(si) Die Gluthitze lässt auch in der Lausitz die Ozon-Messwerte drastisch steigen. Eine hohe Lufttemperatur begünstigt gemeinsam mit intensiver Sonneneinstrahlung nämlich die Bildung von Ozon. Bodennahes Ozon (O3) bildet sich vor allem durch chemische Reaktionen zwischen heißer Luft und Schadstoffen – vor allem aus Stickoxiden –, die beispielsweise durch den Straßen- oder Luftverkehr emittiert werden.

Zur Charakterisierung der Ozonbelastung dient der Wert von 120 Mikrogramm pro Kubikmeter (µg/m³) als Acht-Stunden-Mittelwert.

 Die dabei gemessenen Werte lagen in dieser Woche nahezu überall in Brandenburg deutlich über diesem Referenzwert. Betroffen sind keineswegs nur die dicht besiedelten und –befahrenen größeren Städte. Auch auf dem Land werden in diesen Tagen bereits deutlich erhöhte Ozon-Werte registriert.

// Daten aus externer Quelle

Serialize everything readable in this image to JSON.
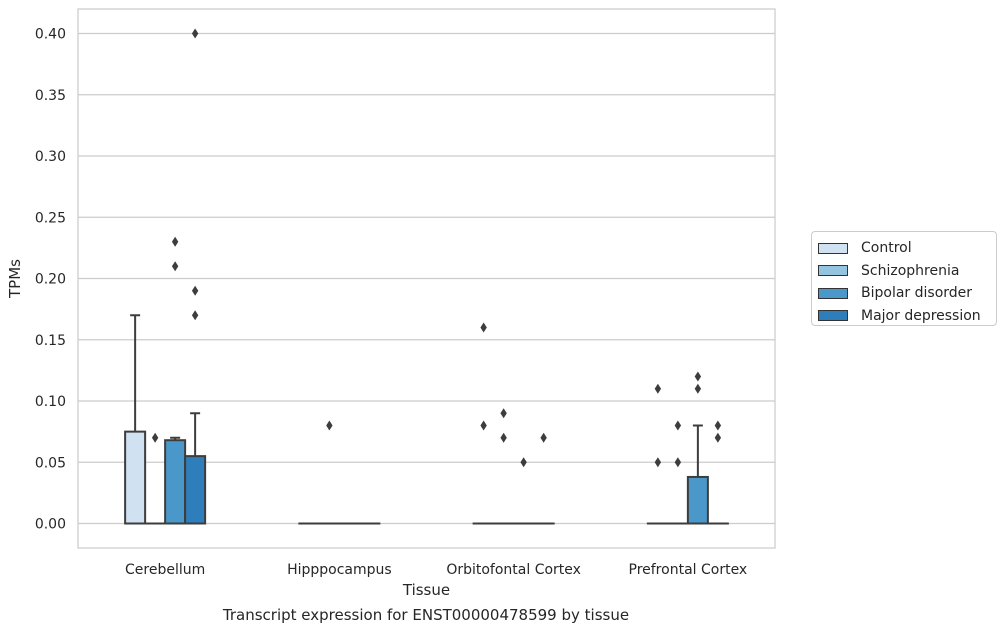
{
  "caption": "Transcript expression for ENST00000478599 by tissue",
  "chart_data": {
    "type": "box",
    "xlabel": "Tissue",
    "ylabel": "TPMs",
    "ylim": [
      -0.02,
      0.42
    ],
    "yticks": [
      0.0,
      0.05,
      0.1,
      0.15,
      0.2,
      0.25,
      0.3,
      0.35,
      0.4
    ],
    "ytick_labels": [
      "0.00",
      "0.05",
      "0.10",
      "0.15",
      "0.20",
      "0.25",
      "0.30",
      "0.35",
      "0.40"
    ],
    "grid": "horizontal",
    "legend_position": "right",
    "categories": [
      "Cerebellum",
      "Hipppocampus",
      "Orbitofontal Cortex",
      "Prefrontal Cortex"
    ],
    "series": [
      {
        "name": "Control",
        "color": "#d0e1f2",
        "boxes": [
          {
            "q1": 0.0,
            "median": 0.0,
            "q3": 0.075,
            "whisker_low": 0.0,
            "whisker_high": 0.17,
            "outliers": []
          },
          {
            "q1": 0.0,
            "median": 0.0,
            "q3": 0.0,
            "whisker_low": 0.0,
            "whisker_high": 0.0,
            "outliers": []
          },
          {
            "q1": 0.0,
            "median": 0.0,
            "q3": 0.0,
            "whisker_low": 0.0,
            "whisker_high": 0.0,
            "outliers": [
              0.16,
              0.08
            ]
          },
          {
            "q1": 0.0,
            "median": 0.0,
            "q3": 0.0,
            "whisker_low": 0.0,
            "whisker_high": 0.0,
            "outliers": [
              0.11,
              0.05
            ]
          }
        ]
      },
      {
        "name": "Schizophrenia",
        "color": "#94c4df",
        "boxes": [
          {
            "q1": 0.0,
            "median": 0.0,
            "q3": 0.0,
            "whisker_low": 0.0,
            "whisker_high": 0.0,
            "outliers": [
              0.07
            ]
          },
          {
            "q1": 0.0,
            "median": 0.0,
            "q3": 0.0,
            "whisker_low": 0.0,
            "whisker_high": 0.0,
            "outliers": [
              0.08
            ]
          },
          {
            "q1": 0.0,
            "median": 0.0,
            "q3": 0.0,
            "whisker_low": 0.0,
            "whisker_high": 0.0,
            "outliers": [
              0.09,
              0.07
            ]
          },
          {
            "q1": 0.0,
            "median": 0.0,
            "q3": 0.0,
            "whisker_low": 0.0,
            "whisker_high": 0.0,
            "outliers": [
              0.08,
              0.05
            ]
          }
        ]
      },
      {
        "name": "Bipolar disorder",
        "color": "#4a98c9",
        "boxes": [
          {
            "q1": 0.0,
            "median": 0.0,
            "q3": 0.068,
            "whisker_low": 0.0,
            "whisker_high": 0.07,
            "outliers": [
              0.23,
              0.21
            ]
          },
          {
            "q1": 0.0,
            "median": 0.0,
            "q3": 0.0,
            "whisker_low": 0.0,
            "whisker_high": 0.0,
            "outliers": []
          },
          {
            "q1": 0.0,
            "median": 0.0,
            "q3": 0.0,
            "whisker_low": 0.0,
            "whisker_high": 0.0,
            "outliers": [
              0.05
            ]
          },
          {
            "q1": 0.0,
            "median": 0.0,
            "q3": 0.038,
            "whisker_low": 0.0,
            "whisker_high": 0.08,
            "outliers": [
              0.12,
              0.11
            ]
          }
        ]
      },
      {
        "name": "Major depression",
        "color": "#2e7ebc",
        "boxes": [
          {
            "q1": 0.0,
            "median": 0.0,
            "q3": 0.055,
            "whisker_low": 0.0,
            "whisker_high": 0.09,
            "outliers": [
              0.4,
              0.19,
              0.17
            ]
          },
          {
            "q1": 0.0,
            "median": 0.0,
            "q3": 0.0,
            "whisker_low": 0.0,
            "whisker_high": 0.0,
            "outliers": []
          },
          {
            "q1": 0.0,
            "median": 0.0,
            "q3": 0.0,
            "whisker_low": 0.0,
            "whisker_high": 0.0,
            "outliers": [
              0.07
            ]
          },
          {
            "q1": 0.0,
            "median": 0.0,
            "q3": 0.0,
            "whisker_low": 0.0,
            "whisker_high": 0.0,
            "outliers": [
              0.08,
              0.07
            ]
          }
        ]
      }
    ]
  }
}
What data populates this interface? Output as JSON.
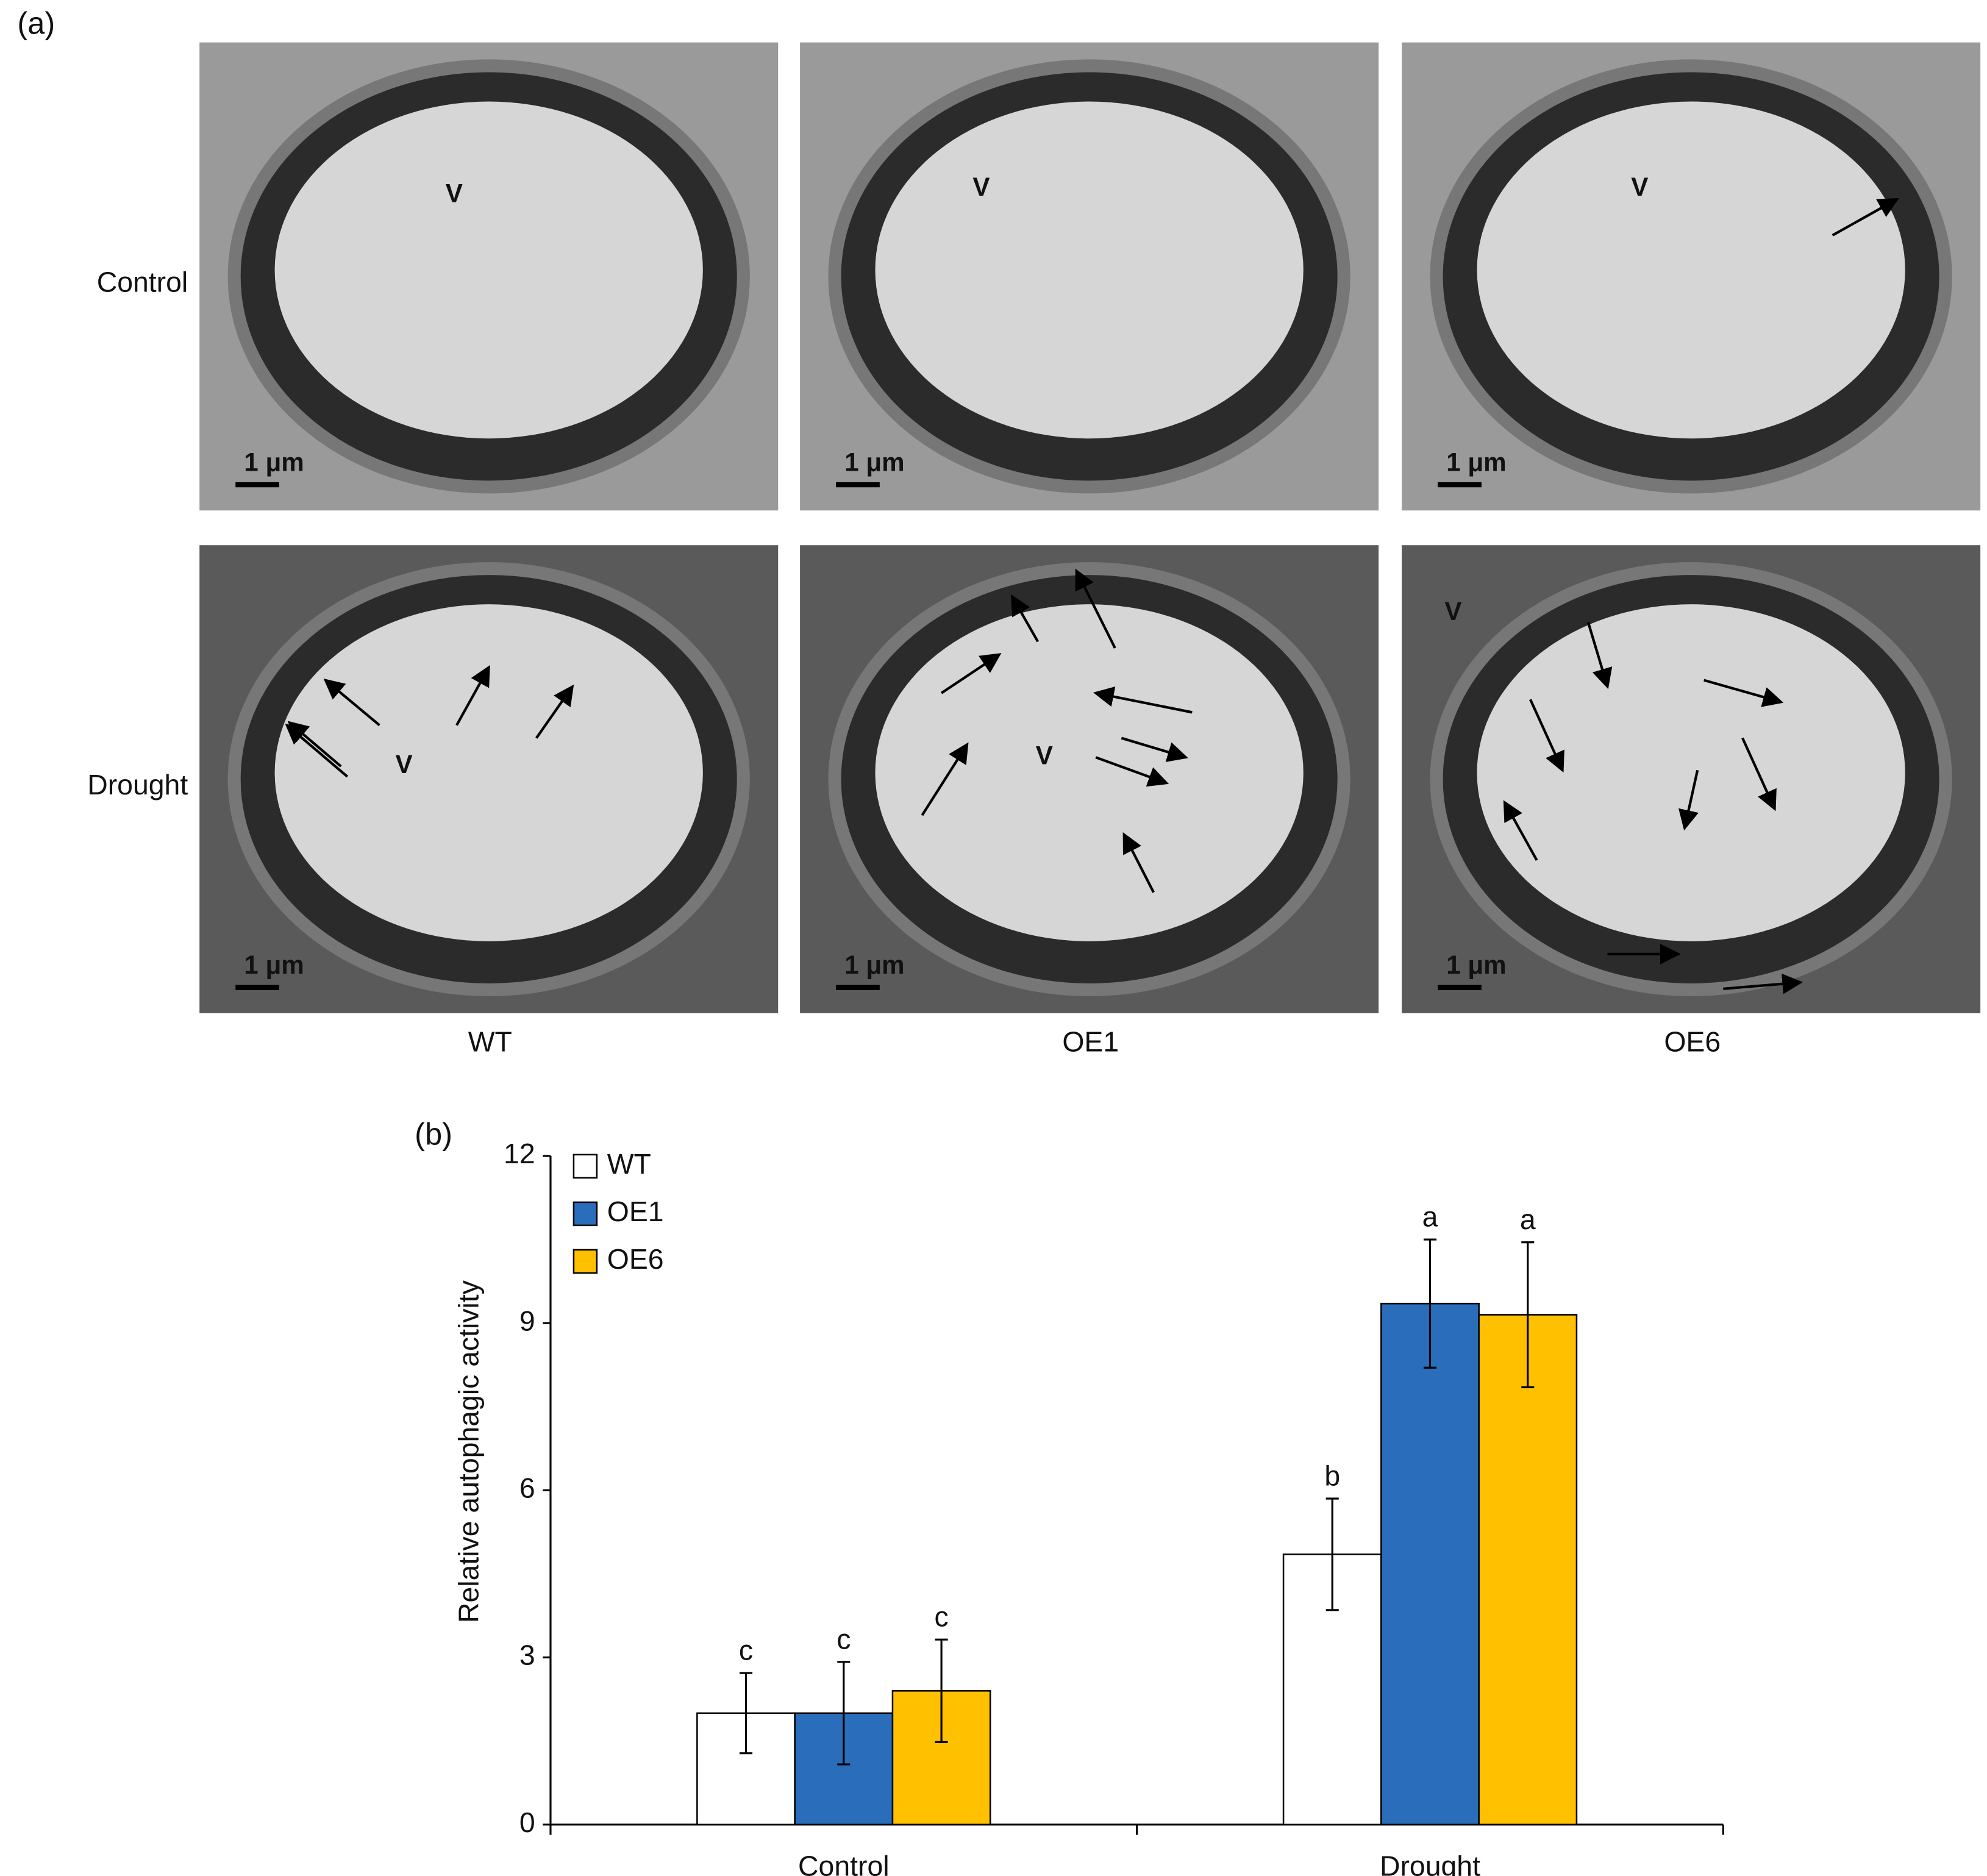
{
  "panel_a": {
    "label": "(a)",
    "rows": [
      "Control",
      "Drought"
    ],
    "columns": [
      "WT",
      "OE1",
      "OE6"
    ],
    "vacuole_label": "V",
    "scale_bar": "1 μm"
  },
  "chart_data": {
    "type": "bar",
    "panel_label": "(b)",
    "ylabel": "Relative autophagic activity",
    "categories": [
      "Control",
      "Drought"
    ],
    "series": [
      {
        "name": "WT",
        "color": "#ffffff",
        "values": [
          2.0,
          4.85
        ],
        "errors": [
          0.72,
          1.0
        ],
        "letters": [
          "c",
          "b"
        ]
      },
      {
        "name": "OE1",
        "color": "#2a6ebb",
        "values": [
          2.0,
          9.35
        ],
        "errors": [
          0.92,
          1.15
        ],
        "letters": [
          "c",
          "a"
        ]
      },
      {
        "name": "OE6",
        "color": "#ffc000",
        "values": [
          2.4,
          9.15
        ],
        "errors": [
          0.92,
          1.3
        ],
        "letters": [
          "c",
          "a"
        ]
      }
    ],
    "ylim": [
      0,
      12
    ],
    "yticks": [
      0,
      3,
      6,
      9,
      12
    ],
    "legend": "upper left"
  }
}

In Cottbus lag der maximale Acht-Stunden-Mittelwert am Dienstag bei 140μg/m3. In Spremberg und sogar an der Messstation im Spreewald wurden Werte von 138 μg/m3 registriert. Spitzenreiter am Dienstag in Brandenburg beim „Achtstundenmittelwert“ aber war mit 160 Mikrogramm/Kubikmeter das eher ländliche Neuruppin.

Schwerpunkte bei der Ozon-Konzentration bildeten am Mittwochnachmittag neben der Gegend um den Flughafen Schönefeld auch Elsterwerda, Frankfurt (Oder) und der Spreewald bei Neu Zauche, wo zeitweilige O3-Konzentrationen um 180 Mikrogramm pro Kubikmeter Luft registriert worden sind. Damit war eine erste Informationsschwelle für die Bevölkerung erreicht.

Ozon ist ein Reizgas, das beispielsweise die Schleimhäute der Augen und der Atemwege reizt, die Lungenfunktion einschränkt und die körperliche Leistungsfähigkeit beeinträchtigt. Einige Atemwegs- und Herz-Kreislauf-Erkrankungen werden mit dem Auftreten hoher Ozonwerte in Verbindung gebracht. Die Alarmschwelle ist erreicht, wenn Werte von mehr als 240µg/m3 (Ein-Stunden-Wert) in einer Region gemessen werden.